Она ответила сразу, и в словах ее не было жестокости, а была уверенность тщательно взвешенного решения:
— На него можно положиться.
Что было мудро с ее стороны. Затем женщины и выходят замуж.
Заново обнадежив монсеньора насчет прочности брака Анадионы, я чуть не стукнул кулаком по столу: меня взбесило прежде не возникавшее сопоставление, ставшее вдруг очевидным лишь потому, что недавно мне случилось перечесть любимую книгу — «Крылья голубки» Генри Джеймса. Припомнив ее, я почувствовал укол тайного сродства с язвительнейшим из подспудных значений иронического заглавия Джеймса, который называет свою богатую и умирающую голубицу-героиню «ангелом с пухлой чековой книжкой» и говорит о ее «унизанных каменьями крыльях». Это у меня сопоставилось с презрительным свидетельством Аны о Реджи — не говорю против Реджи, потому что все ее высказывания на его счет были скорее «против», чем «за», — о том, как она ему преподнесла сокровище — новорожденную дочь. «А он подарил мне жемчуга», — сказала она, фыркнув. Однако жемчуга-то она ничтоже сумняшеся носила, а за нею в свой черед и Анадиона. На Лесли тоже можно положиться? Во всяком случае, и это своего рода mariage de raison [35].

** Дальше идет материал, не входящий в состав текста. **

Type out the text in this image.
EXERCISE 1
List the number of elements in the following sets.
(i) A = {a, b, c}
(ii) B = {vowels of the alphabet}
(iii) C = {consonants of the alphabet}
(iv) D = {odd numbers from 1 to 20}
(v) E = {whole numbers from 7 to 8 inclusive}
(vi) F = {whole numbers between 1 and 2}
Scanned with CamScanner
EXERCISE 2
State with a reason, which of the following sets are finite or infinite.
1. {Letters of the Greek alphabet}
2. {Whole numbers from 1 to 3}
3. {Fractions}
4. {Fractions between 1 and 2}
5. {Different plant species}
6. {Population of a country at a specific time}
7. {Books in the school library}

Дез выслушал ответ на ритуальный вопрос, отсалютовал мне стаканом — и, конечно, весь остаток вечера спокойно сбивал бы свой фирменный коктейль из безличных идей и обличительных сведений, если бы тайный повод для приглашения его к обеду, дополненный образом ожемчуженных голубиц — одна такая, роскошная и элегантная красавица, грудным голосом ворковала за соседним столиком, — не побудил бы меня разыграть на пробу мужской контрапункт брачной темы. Отхлебнув вина вслед за ним, я сказал, что оба мы видали виды, и опрометчиво продолжил:
— Кстати же, Дез, ваш Лесли — совсем не худший зять. На него таки можно положиться. Добытчик! Насколько я могу судить, он сейчас очень не худо расторговался, особенно в Соединенных Штатах. Как говорят у нас в Ирландии о хорошем муже, в семье от него сплошь прибыток. Разве нет?
Ничего не скажешь, il Monsignore отреагировал молниеносно.
Дез (покручивая бокал в руке). Мой Лесли? Тут на днях мой Лесли очень интересно рассказывал про вашего Джимми.
Я. Да мой брат Джимми давно погиб. Еще в 65-м.
Дез (невозмутимо). Он рассказывал про вашего сына Джимми. Который называет себя «мальчишка-эмигрант».
Я (ошеломленный словом «сын», точно грянувшись оземь или врезавшись в стену, очнулся и пришел в себя, но не вполне). Моего сына? Это любопытно. Как он с ним встретился? Где? Когда?
Дез. Когда демонстрировал свои работы на выставке четырех ирландцев в Филадельфии две недели назад. Знаете же, как ирландские американцы сбегаются на зов родины. И вот после выставки к нему подошел седовласый мужчина, сообщил, что его зовут Джимми Янгер, и спросил, не слышал ли он про такого ирландского журналиста — Роберта Бернарда Янгера. Лес сказал, что вы с ним жили бок о бок. Тот на это отозвался чрезвычайно странно — он сказал: «Может статься, это мой отец». «Может статься?»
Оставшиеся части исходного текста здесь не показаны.